La FCFA lit les recommandations du commissaire aux langues officielles formulées au CRTC dans son rapport Ombres sur un paysage télévisuel et demande de quelle façon ces recommandations seront mises en œuvre. Le personnel du Conseil répond que lors des renouvellements des groupes de langue anglaise et de langue française, là ou il y a lieu, des questions sont et seront posées.  
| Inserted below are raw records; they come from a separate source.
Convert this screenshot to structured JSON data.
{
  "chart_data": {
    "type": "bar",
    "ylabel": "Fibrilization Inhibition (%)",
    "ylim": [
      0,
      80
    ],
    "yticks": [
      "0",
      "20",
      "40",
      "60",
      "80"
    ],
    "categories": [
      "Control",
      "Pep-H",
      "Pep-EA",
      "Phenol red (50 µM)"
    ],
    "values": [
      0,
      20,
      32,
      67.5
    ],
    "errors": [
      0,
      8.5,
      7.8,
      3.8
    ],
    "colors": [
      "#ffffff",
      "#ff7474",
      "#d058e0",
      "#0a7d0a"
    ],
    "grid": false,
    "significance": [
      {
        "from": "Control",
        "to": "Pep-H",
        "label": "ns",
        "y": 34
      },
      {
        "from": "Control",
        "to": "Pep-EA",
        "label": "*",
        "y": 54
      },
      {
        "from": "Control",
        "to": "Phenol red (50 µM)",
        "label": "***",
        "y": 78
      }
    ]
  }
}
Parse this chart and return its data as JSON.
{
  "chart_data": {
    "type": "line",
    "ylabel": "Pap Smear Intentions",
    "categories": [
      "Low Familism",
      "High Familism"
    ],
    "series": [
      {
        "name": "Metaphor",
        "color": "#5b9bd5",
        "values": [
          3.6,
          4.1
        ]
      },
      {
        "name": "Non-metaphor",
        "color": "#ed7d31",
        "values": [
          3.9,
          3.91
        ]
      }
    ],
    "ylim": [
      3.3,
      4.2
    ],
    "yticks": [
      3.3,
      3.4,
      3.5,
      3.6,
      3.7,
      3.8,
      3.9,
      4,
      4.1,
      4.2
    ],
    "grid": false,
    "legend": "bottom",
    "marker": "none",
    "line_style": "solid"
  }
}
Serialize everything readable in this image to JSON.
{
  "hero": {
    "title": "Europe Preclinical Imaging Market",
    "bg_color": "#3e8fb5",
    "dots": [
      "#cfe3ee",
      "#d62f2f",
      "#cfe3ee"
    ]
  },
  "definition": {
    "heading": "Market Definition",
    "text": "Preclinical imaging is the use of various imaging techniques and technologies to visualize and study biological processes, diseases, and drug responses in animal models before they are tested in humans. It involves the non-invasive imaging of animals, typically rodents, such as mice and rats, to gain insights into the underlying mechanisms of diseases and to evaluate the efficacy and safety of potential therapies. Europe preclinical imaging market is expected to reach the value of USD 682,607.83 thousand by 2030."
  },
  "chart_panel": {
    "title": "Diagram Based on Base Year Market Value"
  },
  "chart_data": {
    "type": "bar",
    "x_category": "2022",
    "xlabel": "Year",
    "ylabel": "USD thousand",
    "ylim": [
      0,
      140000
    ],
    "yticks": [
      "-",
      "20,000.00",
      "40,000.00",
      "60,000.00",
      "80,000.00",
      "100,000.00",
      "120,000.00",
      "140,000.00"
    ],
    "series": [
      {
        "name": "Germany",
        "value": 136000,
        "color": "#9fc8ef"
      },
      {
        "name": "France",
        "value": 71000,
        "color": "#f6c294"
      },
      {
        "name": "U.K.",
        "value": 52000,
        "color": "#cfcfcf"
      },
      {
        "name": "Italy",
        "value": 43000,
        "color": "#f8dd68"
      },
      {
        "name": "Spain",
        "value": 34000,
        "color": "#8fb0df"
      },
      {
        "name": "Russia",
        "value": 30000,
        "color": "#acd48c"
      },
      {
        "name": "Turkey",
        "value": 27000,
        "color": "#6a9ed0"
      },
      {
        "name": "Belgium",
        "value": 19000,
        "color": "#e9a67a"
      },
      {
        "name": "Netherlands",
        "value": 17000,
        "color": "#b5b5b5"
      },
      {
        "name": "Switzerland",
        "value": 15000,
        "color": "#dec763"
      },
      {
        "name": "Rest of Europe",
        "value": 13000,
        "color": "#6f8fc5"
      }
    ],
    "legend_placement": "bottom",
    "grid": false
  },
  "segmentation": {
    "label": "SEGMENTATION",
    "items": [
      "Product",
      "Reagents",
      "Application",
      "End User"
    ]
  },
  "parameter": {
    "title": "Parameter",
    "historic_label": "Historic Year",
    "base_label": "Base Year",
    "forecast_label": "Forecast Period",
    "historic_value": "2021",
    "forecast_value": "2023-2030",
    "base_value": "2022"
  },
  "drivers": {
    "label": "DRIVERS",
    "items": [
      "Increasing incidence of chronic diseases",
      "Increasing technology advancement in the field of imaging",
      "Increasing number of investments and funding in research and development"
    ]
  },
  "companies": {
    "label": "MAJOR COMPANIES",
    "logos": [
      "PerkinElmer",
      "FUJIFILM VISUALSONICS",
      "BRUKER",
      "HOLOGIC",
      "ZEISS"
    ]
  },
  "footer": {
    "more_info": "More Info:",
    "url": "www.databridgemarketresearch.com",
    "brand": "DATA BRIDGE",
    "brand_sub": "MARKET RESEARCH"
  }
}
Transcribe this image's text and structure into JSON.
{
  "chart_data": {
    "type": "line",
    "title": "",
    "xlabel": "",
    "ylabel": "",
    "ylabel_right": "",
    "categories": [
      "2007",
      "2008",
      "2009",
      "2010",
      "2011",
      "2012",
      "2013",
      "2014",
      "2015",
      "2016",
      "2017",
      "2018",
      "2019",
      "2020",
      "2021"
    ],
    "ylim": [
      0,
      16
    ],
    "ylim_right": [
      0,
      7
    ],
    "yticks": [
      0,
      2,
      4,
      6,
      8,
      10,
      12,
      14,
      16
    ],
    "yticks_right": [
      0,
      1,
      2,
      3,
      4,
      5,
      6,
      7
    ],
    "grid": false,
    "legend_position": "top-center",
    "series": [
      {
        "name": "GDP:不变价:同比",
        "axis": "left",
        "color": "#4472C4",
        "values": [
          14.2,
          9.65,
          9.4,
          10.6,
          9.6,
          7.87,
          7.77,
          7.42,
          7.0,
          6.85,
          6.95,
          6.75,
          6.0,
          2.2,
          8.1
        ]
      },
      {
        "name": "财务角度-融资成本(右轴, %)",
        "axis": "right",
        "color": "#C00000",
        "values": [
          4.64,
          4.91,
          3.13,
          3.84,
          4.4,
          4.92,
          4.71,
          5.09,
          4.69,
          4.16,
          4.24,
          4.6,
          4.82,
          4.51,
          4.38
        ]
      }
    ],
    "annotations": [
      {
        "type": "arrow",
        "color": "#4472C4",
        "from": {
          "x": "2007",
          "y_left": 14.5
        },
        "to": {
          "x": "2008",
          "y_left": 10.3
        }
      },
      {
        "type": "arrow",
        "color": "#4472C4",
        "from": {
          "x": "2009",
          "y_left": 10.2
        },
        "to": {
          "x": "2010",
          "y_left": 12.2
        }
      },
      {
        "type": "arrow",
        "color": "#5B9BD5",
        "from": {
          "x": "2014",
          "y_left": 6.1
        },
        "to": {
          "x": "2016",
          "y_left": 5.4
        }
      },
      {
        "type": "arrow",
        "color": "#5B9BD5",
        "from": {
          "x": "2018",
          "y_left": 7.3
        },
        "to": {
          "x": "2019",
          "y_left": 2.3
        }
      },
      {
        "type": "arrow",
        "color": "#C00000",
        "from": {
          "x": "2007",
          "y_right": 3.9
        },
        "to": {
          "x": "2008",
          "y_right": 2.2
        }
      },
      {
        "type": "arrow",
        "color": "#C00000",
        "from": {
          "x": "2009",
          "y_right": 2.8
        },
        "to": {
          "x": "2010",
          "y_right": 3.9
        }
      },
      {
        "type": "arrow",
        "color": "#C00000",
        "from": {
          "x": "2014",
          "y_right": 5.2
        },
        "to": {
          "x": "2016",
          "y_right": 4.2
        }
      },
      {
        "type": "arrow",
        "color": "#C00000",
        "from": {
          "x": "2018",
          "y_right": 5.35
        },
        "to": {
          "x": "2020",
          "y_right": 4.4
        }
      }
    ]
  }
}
Les CLOSM s’intéressent à savoir à quel moment le Conseil élabore des politiques. Peter Foster réfère au paragraphe 19 de la PR 2010-167. Pour ce qui est des renouvellements des services de langue française, la politique sera élaborée parallèlement.


Serge Quinty  soulève la question de TVA et le reflet des CLOSM qui demeure minime. Frédéric Janelle assure que ceci sera traité lors des renouvellements et que tout sera sur le dossier public.


À la question de Kirwan Cox, Peter Foster dit que le FAPL sera revu en 2012.

6) Prochaines étapes

Renée Gauthier encourage les CLOSM à faire preuve de leadership, de tenir des rencontres, d’établir des contacts, de coordonner leurs efforts pour déposer des interventions concertées.

Le personnel du Conseil informera les CLOSM du lieu et de la date de la prochaine rencontre en consultation avec ces dernières.